Я не могу в это поверить, но, признаться, не удивлена, хотя и не могу объяснить почему. Только где-то глубоко внутри я что-то знаю, чего знать не хотела бы.

— Да, именно, — рыдает он. — Я уже был готов влюбиться в него. Может быть, даже и влюбился, поэтому мне так больно. Мы недавно обсуждали возможность переезда за город, чтобы со временем создать семью.

— Что же произошло, друг?

— Он просто умер. Он болел, а потом перестал дышать. А потом стал холодным, как эти его чертовы глиняные черепки.

— Мне так жаль, Джеймс, так жаль…

— Но это еще не самое худшее.

Я сажусь рядом с ним на пол и, сгорбившись, обнимаю парня за плечи, притягиваю его голову, прижимаю к своей шее.

— Рассказывай.

Он поднимает на меня глаза, в них краснеют тонкие прожилки.

— Кажется, у меня то же самое, что было у него. Наверное, я умру.

Мой рот раскрывается, но слова застревают в горле. Потом я обнаруживаю, что они прячутся там, где хранится ложь, которую мы говорим горячо любимым людям, чтобы оградить их от жестокой правды жизни.
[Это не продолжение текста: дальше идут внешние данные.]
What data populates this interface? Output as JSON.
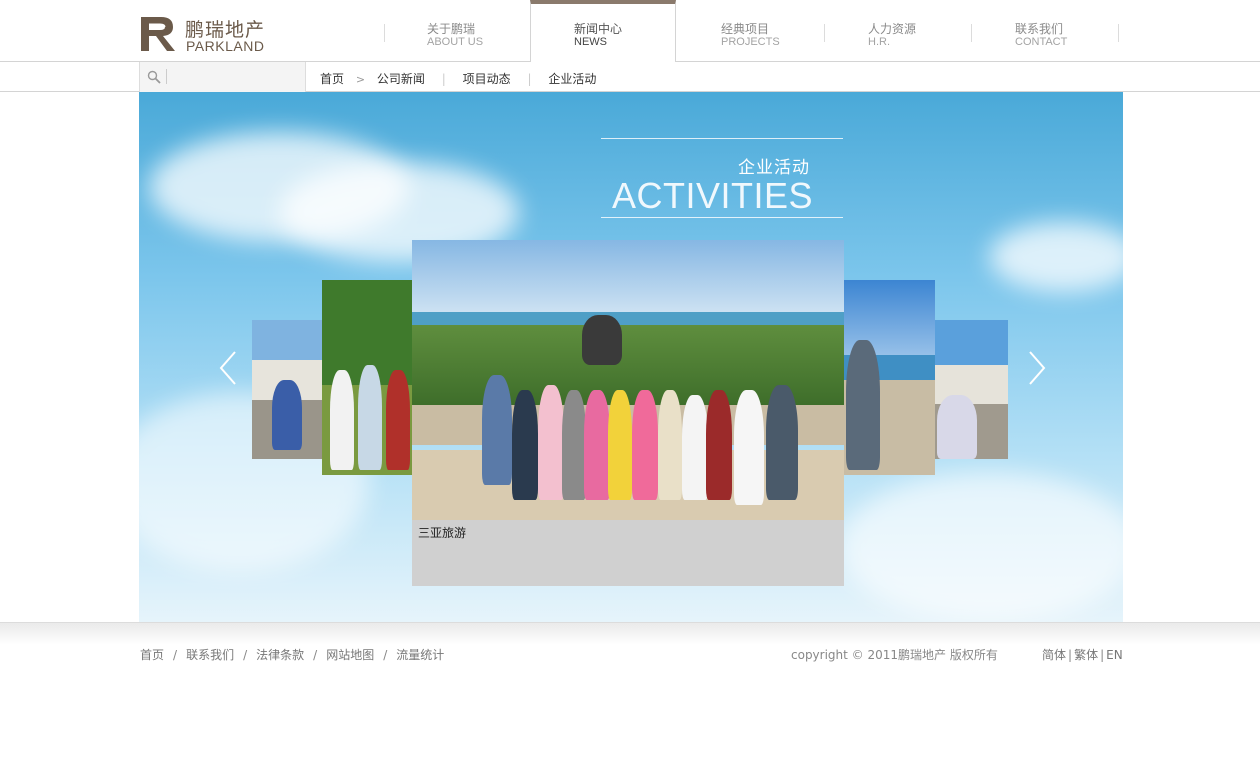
{
  "logo": {
    "cn": "鹏瑞地产",
    "en": "PARKLAND"
  },
  "nav": [
    {
      "cn": "关于鹏瑞",
      "en": "ABOUT US"
    },
    {
      "cn": "新闻中心",
      "en": "NEWS"
    },
    {
      "cn": "经典项目",
      "en": "PROJECTS"
    },
    {
      "cn": "人力资源",
      "en": "H.R."
    },
    {
      "cn": "联系我们",
      "en": "CONTACT"
    }
  ],
  "nav_active_index": 1,
  "search": {
    "placeholder": "",
    "value": ""
  },
  "breadcrumb": {
    "home": "首页",
    "arrow": ">",
    "items": [
      "公司新闻",
      "项目动态",
      "企业活动"
    ]
  },
  "banner": {
    "title_cn": "企业活动",
    "title_en": "ACTIVITIES",
    "caption": "三亚旅游"
  },
  "footer": {
    "links": [
      "首页",
      "联系我们",
      "法律条款",
      "网站地图",
      "流量统计"
    ],
    "separator": "/",
    "copyright": "copyright © 2011鹏瑞地产 版权所有",
    "languages": [
      "简体",
      "繁体",
      "EN"
    ]
  },
  "colors": {
    "brand": "#6b5a4a",
    "active_tab_border": "#8a7a6c",
    "caption_bg": "#d0d0d0"
  },
  "icons": {
    "search": "search-icon",
    "prev": "chevron-left-icon",
    "next": "chevron-right-icon"
  }
}
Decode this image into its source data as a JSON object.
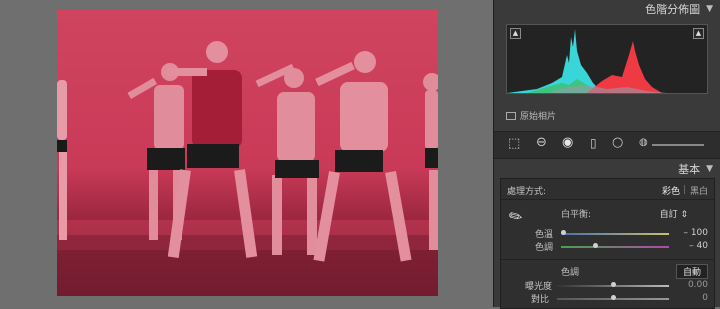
{
  "histogram": {
    "title": "色階分佈圖",
    "clip_left": "▲",
    "clip_right": "▲",
    "original_photo_label": "原始相片"
  },
  "basic": {
    "title": "基本",
    "treatment_label": "處理方式:",
    "treatment_color": "彩色",
    "treatment_bw": "黑白",
    "wb_label": "白平衡:",
    "wb_value": "自訂 ⇕",
    "temp_label": "色溫",
    "temp_value": "– 100",
    "tint_label": "色調",
    "tint_value": "– 40",
    "tone_label": "色調",
    "auto_label": "自動",
    "exposure_label": "曝光度",
    "exposure_value": "0.00",
    "contrast_label": "對比",
    "contrast_value": "0"
  },
  "colors": {
    "panel": "#3a3a3a",
    "photo_tint": "#c93a58",
    "cyan": "#38d6d9",
    "red": "#ef3a44"
  }
}
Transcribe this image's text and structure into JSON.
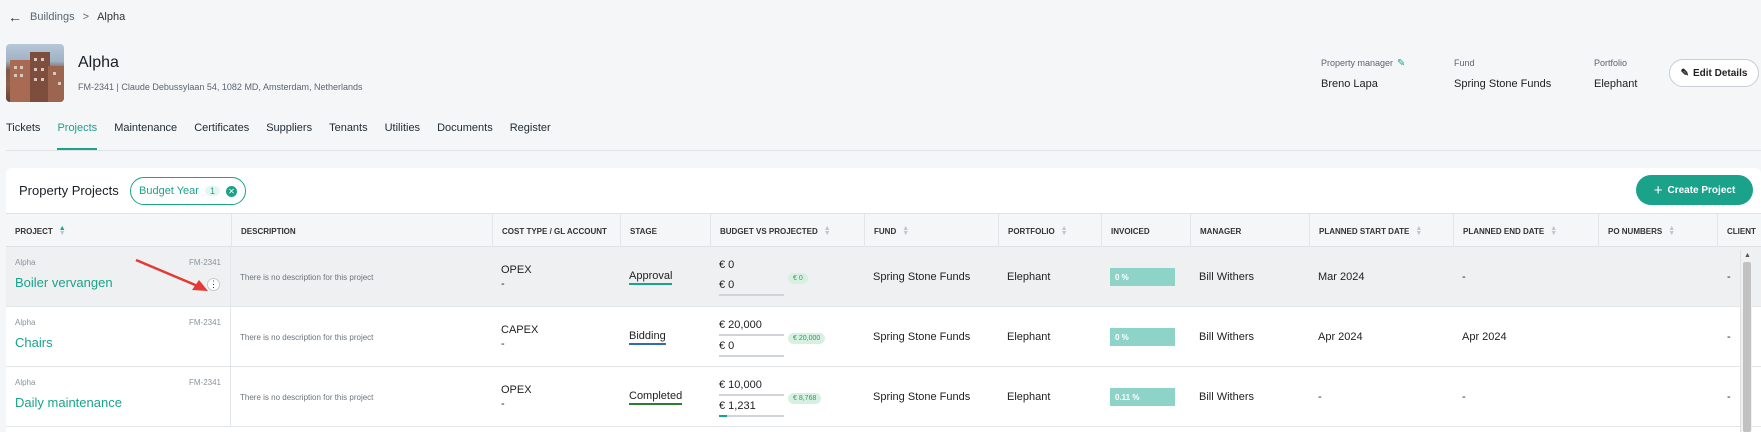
{
  "breadcrumb": {
    "parent": "Buildings",
    "separator": ">",
    "current": "Alpha"
  },
  "property": {
    "name": "Alpha",
    "subtitle": "FM-2341 | Claude Debussylaan 54, 1082 MD, Amsterdam, Netherlands",
    "details": [
      {
        "label": "Property manager",
        "value": "Breno Lapa"
      },
      {
        "label": "Fund",
        "value": "Spring Stone Funds"
      },
      {
        "label": "Portfolio",
        "value": "Elephant"
      }
    ],
    "edit_label": "Edit Details"
  },
  "tabs": [
    {
      "label": "Tickets",
      "active": false
    },
    {
      "label": "Projects",
      "active": true
    },
    {
      "label": "Maintenance",
      "active": false
    },
    {
      "label": "Certificates",
      "active": false
    },
    {
      "label": "Suppliers",
      "active": false
    },
    {
      "label": "Tenants",
      "active": false
    },
    {
      "label": "Utilities",
      "active": false
    },
    {
      "label": "Documents",
      "active": false
    },
    {
      "label": "Register",
      "active": false
    }
  ],
  "panel": {
    "title": "Property Projects",
    "filter_chip": {
      "label": "Budget Year",
      "count": "1"
    },
    "create_label": "Create Project"
  },
  "columns": [
    "Project",
    "Description",
    "Cost Type / GL Account",
    "Stage",
    "Budget vs Projected",
    "Fund",
    "Portfolio",
    "Invoiced",
    "Manager",
    "Planned Start Date",
    "Planned End Date",
    "PO Numbers",
    "Client"
  ],
  "rows": [
    {
      "property": "Alpha",
      "code": "FM-2341",
      "name": "Boiler vervangen",
      "description": "There is no description for this project",
      "cost_type": "OPEX",
      "gl": "-",
      "stage": "Approval",
      "stage_color": "#1aa38a",
      "budget": "€ 0",
      "projected": "€ 0",
      "diff": "€ 0",
      "projected_fraction": 0,
      "fund": "Spring Stone Funds",
      "portfolio": "Elephant",
      "invoiced": "0 %",
      "manager": "Bill Withers",
      "start": "Mar 2024",
      "end": "-",
      "po": "",
      "client": "-"
    },
    {
      "property": "Alpha",
      "code": "FM-2341",
      "name": "Chairs",
      "description": "There is no description for this project",
      "cost_type": "CAPEX",
      "gl": "-",
      "stage": "Bidding",
      "stage_color": "#2f6fb0",
      "budget": "€ 20,000",
      "projected": "€ 0",
      "diff": "€ 20,000",
      "projected_fraction": 0,
      "fund": "Spring Stone Funds",
      "portfolio": "Elephant",
      "invoiced": "0 %",
      "manager": "Bill Withers",
      "start": "Apr 2024",
      "end": "Apr 2024",
      "po": "",
      "client": "-"
    },
    {
      "property": "Alpha",
      "code": "FM-2341",
      "name": "Daily maintenance",
      "description": "There is no description for this project",
      "cost_type": "OPEX",
      "gl": "-",
      "stage": "Completed",
      "stage_color": "#2e7d32",
      "budget": "€ 10,000",
      "projected": "€ 1,231",
      "diff": "€ 8,768",
      "projected_fraction": 0.12,
      "fund": "Spring Stone Funds",
      "portfolio": "Elephant",
      "invoiced": "0.11 %",
      "manager": "Bill Withers",
      "start": "-",
      "end": "-",
      "po": "",
      "client": "-"
    }
  ],
  "colors": {
    "accent": "#1aa38a",
    "annotation_arrow": "#e53935"
  }
}
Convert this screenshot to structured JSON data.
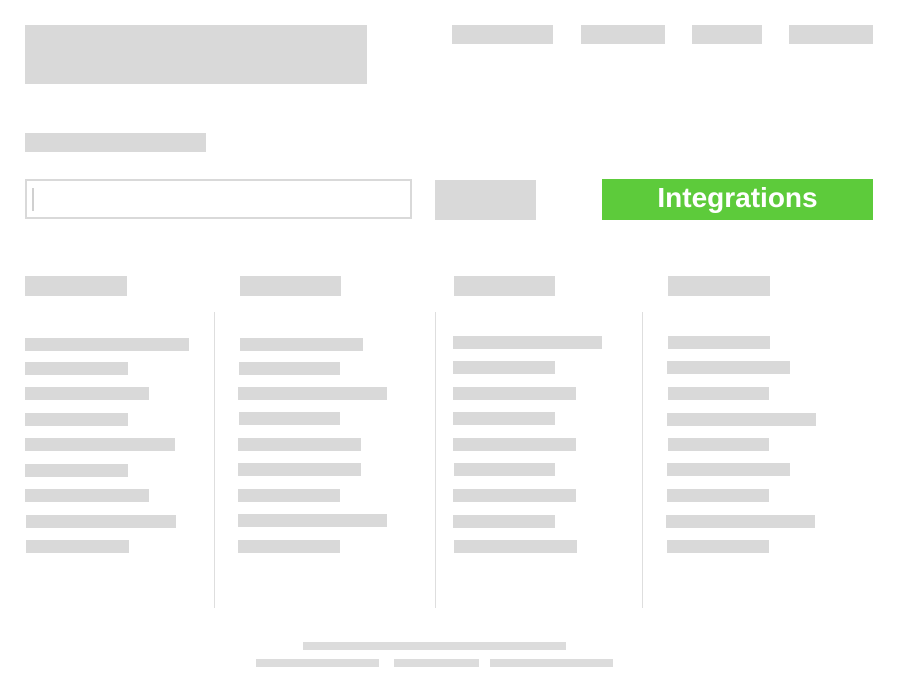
{
  "search": {
    "value": "",
    "placeholder": ""
  },
  "integrations_button": {
    "label": "Integrations",
    "color": "#5dcb3b"
  },
  "colors": {
    "placeholder_gray": "#d9d9d9",
    "background": "#ffffff"
  }
}
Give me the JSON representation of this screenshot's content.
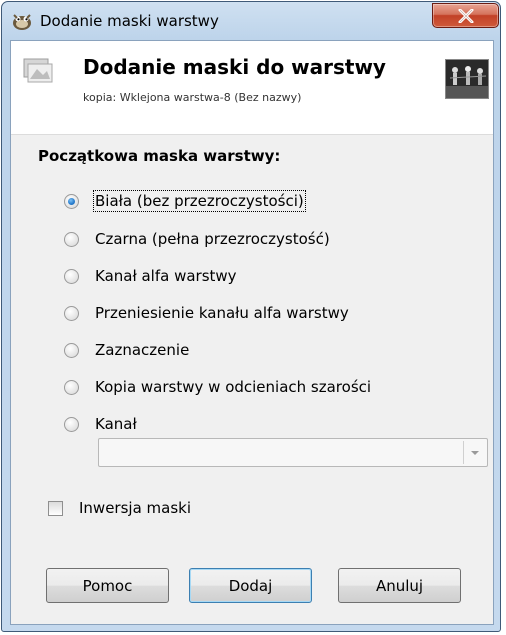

— Ты не умрешь, Джеймс. Я отвезу тебя в больницу, хорошо?

— Я тебе не верю.

— Отвезу, обещаю. Подожди, я возьму свои ключи.

— Я имел в виду, что не верю, что не умру. Я чувствую это, Зои, оно ждет меня. Когда я засыпа́л вчера вечером, Рауль был еще жив. Только это уже был не мой Рауль. Это была смерть, натянувшая на себя его лицо, как маску из той новой коллекции, которую мы получили из Африки. Ему очень нравились артефакты. Он говорил, что ему приятно думать, что были времена и места, где считалось социально приемлемым носить маски.